I think I've sort of decided a direction to go in for this wedding though...I guess I'm just not a traditional wedding kind of girl for whatever reason, maybe because the rigidness of the planning involved is just way too much for me to handle. I just want to get married, and have fun after. Why is that so difficult. I don't want to be in a stuffy hall with people who were told where to sit and eating food that we would probably never eat on our own. That's so not who we are. We're very young 20's. It isn't like we're getting married at 35 for the first time...this is doomed to be a nontraditional wedding. What I'm envisioning is family being with family and comfortable food and good fun...like a backyard cookout, wedding-style. I want to drink out of a mason jar for everything except maybe the toast...whenever that's supposed to happen. I want things to be light-hearted and easygoing and fun. I don't want to be stressed out if things don't go perfectly according to The Plan. I want any children who will be in attendance to feel like they belong there and have fun and not like they're in a room full of old people they don't know and don't want to be around. My immediate family doesn't do stuff that requires us to get all dressed up fancy-like to eat fancy food, and Bear's family does the big old wedding shebang but I know they're more fun sitting in the backyard with Portuguese music and food and booze. I already know I don't want my reception to be a big drunk dance club, because that's dumb and also because Bear and I don't have enough friends anymore (hahaha...no but really).

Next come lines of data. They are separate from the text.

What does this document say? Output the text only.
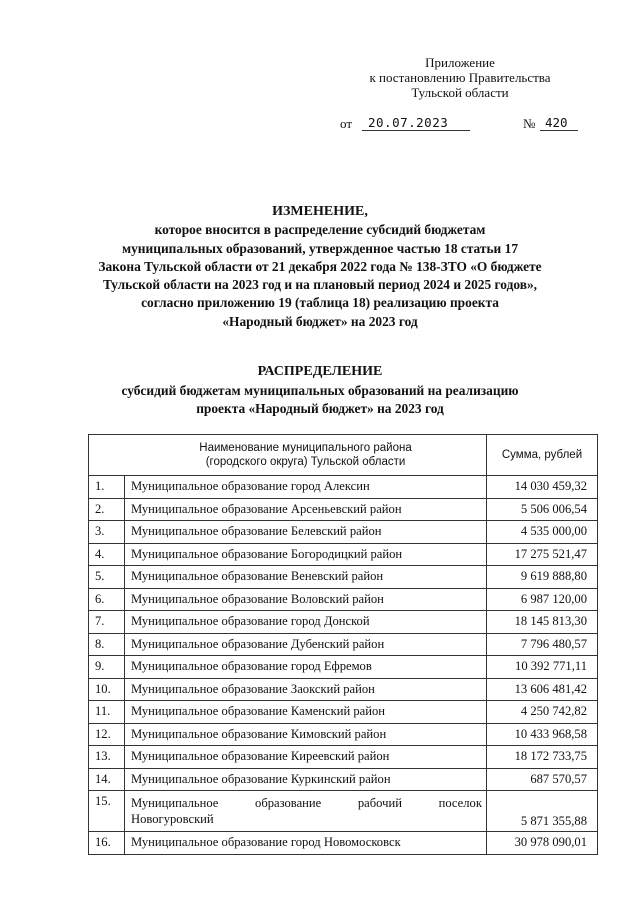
Приложение
к постановлению Правительства
Тульской области
от 20.07.2023	№ 420
ИЗМЕНЕНИЕ,
которое вносится в распределение субсидий бюджетам
муниципальных образований, утвержденное частью 18 статьи 17
Закона Тульской области от 21 декабря 2022 года № 138-ЗТО «О бюджете
Тульской области на 2023 год и на плановый период 2024 и 2025 годов»,
согласно приложению 19 (таблица 18) реализацию проекта
«Народный бюджет» на 2023 год
РАСПРЕДЕЛЕНИЕ
субсидий бюджетам муниципальных образований на реализацию
проекта «Народный бюджет» на 2023 год
Наименование муниципального района
(городского округа) Тульской области		Сумма, рублей
1.	Муниципальное образование город Алексин	14 030 459,32
2.	Муниципальное образование Арсеньевский район	5 506 006,54
3.	Муниципальное образование Белевский район	4 535 000,00
4.	Муниципальное образование Богородицкий район	17 275 521,47
5.	Муниципальное образование Веневский район	9 619 888,80
6.	Муниципальное образование Воловский район	6 987 120,00
7.	Муниципальное образование город Донской	18 145 813,30
8.	Муниципальное образование Дубенский район	7 796 480,57
9.	Муниципальное образование город Ефремов	10 392 771,11
10.	Муниципальное образование Заокский район	13 606 481,42
11.	Муниципальное образование Каменский район	4 250 742,82
12.	Муниципальное образование Кимовский район	10 433 968,58
13.	Муниципальное образование Киреевский район	18 172 733,75
14.	Муниципальное образование Куркинский район	687 570,57
15.	Муниципальное образование рабочий поселок
Новогуровский	5 871 355,88
16.	Муниципальное образование город Новомосковск	30 978 090,01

So there's my Bride-To-Be rant. These are a few things that are in my head.
I got the police called on me yesterday.
Bear was over yesterday because we were going to look for places to hold a reception...but nobody answered their phones. The mother of the woman I babysit for told me months ago that I could hold my reception in her backyard at her house...so he and I decided to go check it out. I didn't have their number so I called the woman I babysit for and asked where their house was, and then I remembered that they won't even be there, because they're in Florida for the season. Oh well, she told us it would be fine to just go by and check it out. So we found the house, it was off on a pretty secluded dead-end road in the woods. We get out, take a quick look around the back of the house at the yard, and decide that it just isn't right for a wedding reception. As we get back in the car, Bear notices the guy living across the street was watching us from the top of his driveway. I didn't think much of it, just a neighbor looking out for the house of neighbors who aren't home. About 2 hours later, we are home & walking the dog when a state trooper's cruiser is slowly coming up my road, obviously looking for something. I honestly didn't think anything of it, I just figured he would ask me where someone's house is on his way by since he looked a little lost. He did pull up, and asked what Bear's name was and then mine, then for my last name and asked where "insert house number here" was. I told him that was mine. So then he starts asking what we were doing on that road earlier at that house and I'm thinking OH MY GOD THEY CALLED THE POLICE ON US LOLOL. I must look like such a shifty person....not. I explained to him what we were doing there and how I knew those people and how I'd called their daughter and she knew I was there, and how I was aware that they are in Florida. My story must have checked out because he left by saying he got a call and there were a few break-ins in the area. Nbd.